We can call this functionality Logisland connect.
Note
Be sure to know of to launch a logisland Docker environment by reading the prerequisites section
1. Logisland job setup¶
For this tutorial please make sure to already have installed elasticsearch and excel modules.
If not you can just do it through the components.sh command line:
bin/components.sh -i com.hurence.logisland:logisland-processor-elasticsearch:1.1.2
bin/components.sh -i com.hurence.logisland:logisland-service-elasticsearch_5_4_0-client:1.1.2
bin/components.sh -i com.github.jcustenborder.kafka.connect:kafka-connect-simulator:0.1.118
The logisland job for this tutorial is already packaged in the tar.gz assembly and you can find it here for ElasticSearch :
docker exec -i -t logisland vim conf/logisland-kafka-connect.yml
We will start by explaining each part of the config file.
The engine¶
The first section configures the Spark engine (we will use a KafkaStreamProcessingEngine) to run in local mode.
engine:
component: com.hurence.logisland.engine.spark.KafkaStreamProcessingEngine
type: engine
documentation: Use Kafka connectors with logisland
configuration:
spark.app.name: LogislandConnect
spark.master: local[2]
spark.driver.memory: 1G
spark.driver.cores: 1
spark.executor.memory: 2G
spark.executor.instances: 4
spark.executor.cores: 2
spark.yarn.queue: default
spark.yarn.maxAppAttempts: 4
spark.yarn.am.attemptFailuresValidityInterval: 1h
spark.yarn.max.executor.failures: 20
spark.yarn.executor.failuresValidityInterval: 1h
spark.task.maxFailures: 8
spark.serializer: org.apache.spark.serializer.KryoSerializer
spark.streaming.batchDuration: 1000
spark.streaming.backpressure.enabled: false
spark.streaming.unpersist: false
spark.streaming.blockInterval: 500
spark.streaming.kafka.maxRatePerPartition: 3000
spark.streaming.timeout: -1
spark.streaming.unpersist: false
spark.streaming.kafka.maxRetries: 3
spark.streaming.ui.retainedBatches: 200
spark.streaming.receiver.writeAheadLog.enable: false
spark.ui.port: 4050
The controllerServiceConfigurations part is here to define all services that be shared by processors within the whole job.
The parsing stream¶
Here we are going to use a special processor (KafkaConnectStructuredSourceProviderService
) to use the kafka connect source as input for the structured stream defined below.

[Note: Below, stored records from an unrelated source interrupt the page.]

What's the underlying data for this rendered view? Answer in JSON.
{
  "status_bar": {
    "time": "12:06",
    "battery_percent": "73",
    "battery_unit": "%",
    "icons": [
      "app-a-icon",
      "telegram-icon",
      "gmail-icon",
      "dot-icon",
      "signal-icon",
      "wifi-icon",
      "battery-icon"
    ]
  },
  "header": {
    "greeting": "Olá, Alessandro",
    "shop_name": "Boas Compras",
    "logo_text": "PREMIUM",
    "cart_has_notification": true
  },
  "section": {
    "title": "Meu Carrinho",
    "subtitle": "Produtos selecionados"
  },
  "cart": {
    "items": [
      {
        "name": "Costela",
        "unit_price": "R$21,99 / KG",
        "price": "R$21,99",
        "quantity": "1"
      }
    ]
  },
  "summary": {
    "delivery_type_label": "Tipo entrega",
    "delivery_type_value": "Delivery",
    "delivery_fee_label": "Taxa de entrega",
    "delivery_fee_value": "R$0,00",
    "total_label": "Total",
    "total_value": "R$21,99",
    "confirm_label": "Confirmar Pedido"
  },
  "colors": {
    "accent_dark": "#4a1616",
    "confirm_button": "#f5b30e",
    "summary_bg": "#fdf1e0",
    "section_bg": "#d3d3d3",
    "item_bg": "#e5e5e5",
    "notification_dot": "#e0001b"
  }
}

For this example, we are going to use the source com.github.jcustenborder.kafka.connect.simulator.SimulatorSourceConnector that generates records containing fake personal data at rate of 100 messages/s.
# Our source service
- controllerService: kc_source_service
component: com.hurence.logisland.stream.spark.provider.KafkaConnectStructuredSourceProviderService
documentation: A kafka source connector provider reading from its own source and providing structured streaming to the underlying layer
configuration:
# We will use the logisland record converter for both key and value
kc.data.value.converter: com.hurence.logisland.connect.converter.LogIslandRecordConverter
# Use kryo to serialize the inner data
kc.data.value.converter.properties: |
record.serializer=com.hurence.logisland.serializer.KryoSerializer
kc.data.key.converter: com.hurence.logisland.connect.converter.LogIslandRecordConverter
# Use kryo to serialize the inner data
kc.data.key.converter.properties: |
record.serializer=com.hurence.logisland.serializer.KryoSerializer
# Only one task to handle source input (unique)
kc.worker.tasks.max: 1
# The kafka source connector to wrap (here we're using a simulator source)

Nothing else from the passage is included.